The Regence Group's version of UnumProvident's five-layer strategy is a concept of security architecture that aims at exhaustively understanding existing technology and process, and anticipating both present and future vulnerabilities. "Probably the most important characteristic of it is that it is truly enterprisewide -- we have addressed everything that is either deployed, envisioned to be deployed or that anybody might think about deploying in terms of technology," MacLeod says. "It introduces governance to keep measures evergreened, and to make and track modifications to them."
For example, Regence had articulated how VMware (Palo Alto, Calif.) was to be used, accounting for the fact that the server virtualization software allows one physical server box to appear as many virtual boxes, which introduces a risk associated with the lack of physical separation between those virtual servers. New concerns emerged when infrastructure personnel wanted to connect remote workers to blade servers -- physical boxes with built-in multiple server capacity -- using Microsoft Virtual Server rather than VMware.
Despite other advantages to this new approach, "It introduces a Microsoft technology that's somewhat new and not as robust and mature as VMware," MacLeod contends. "We're in the midst of finalizing the architectural requirements for it to become an approved technology, applying the criteria of our enterprise security architecture to accommodate evolving needs and evolving technologies," he continues.
Balancing Risk and Cost
Regence has yet to deploy wireless technology for the simple reason that no business case has been made. But the company's security architecture already addresses it, MacLeod says, and has already laid out how that technology would be deployed if and when the time comes. By such an application of the risk management approach outlined by MacLeod, the carrier continually evaluates new uses of technology that might involve some risk.

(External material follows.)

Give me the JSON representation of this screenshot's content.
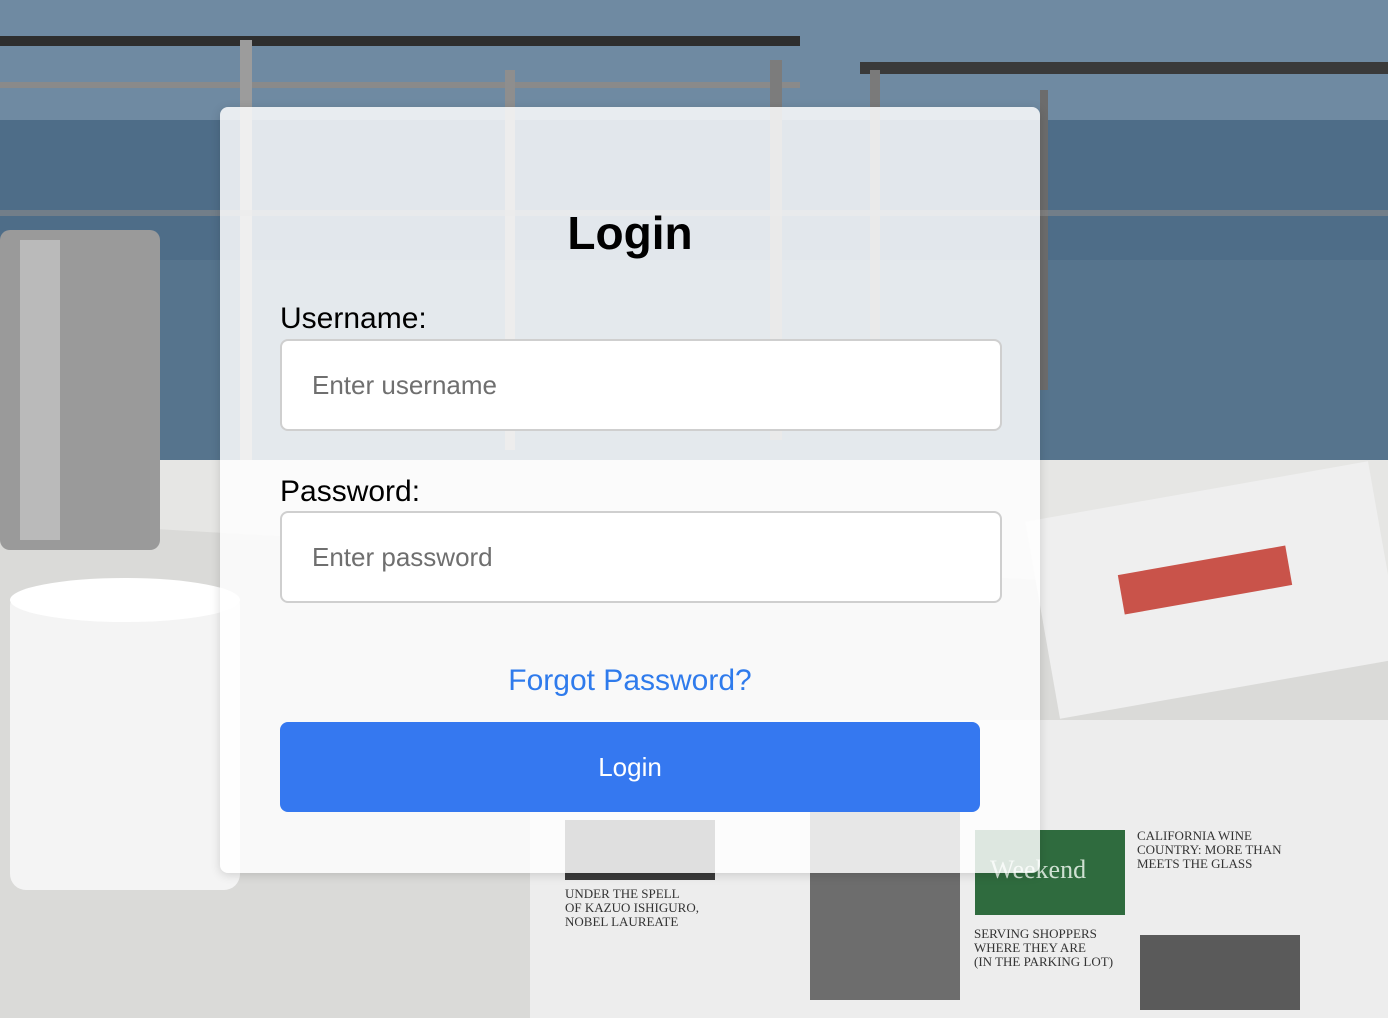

For example, Regence has integrated supplier Boise Cascade (Boise, Idaho) into its PeopleSoft (Pleasanton, Calif.) e-procurement system. "We figured out the cost of what we had to protect and it still made financial sense to take some of the middle stuff out of the procurement process and have persistent connection," MacLeod relates. Conversely, when considering building an online nonrepudiation function for quoting and issuing individual policies, Regence decided it was not worth the investment. "We looked at a variety of mechanisms and decided that rather than go to something like a PKI [public key infrastructure], we instead would rely on immediately generating the bill and establishing nonrepudiation by the customer's payment of the bill."
The most any company can do to answer these or any information security-related questions is strike a balance between risk and cost, and arrive at some appreciation of the residual risk related to the decision, according to MacLeod. The goal, he says, "is to mitigate the risks and get them down to a level of residual risk that is acceptable and still allows the business to function."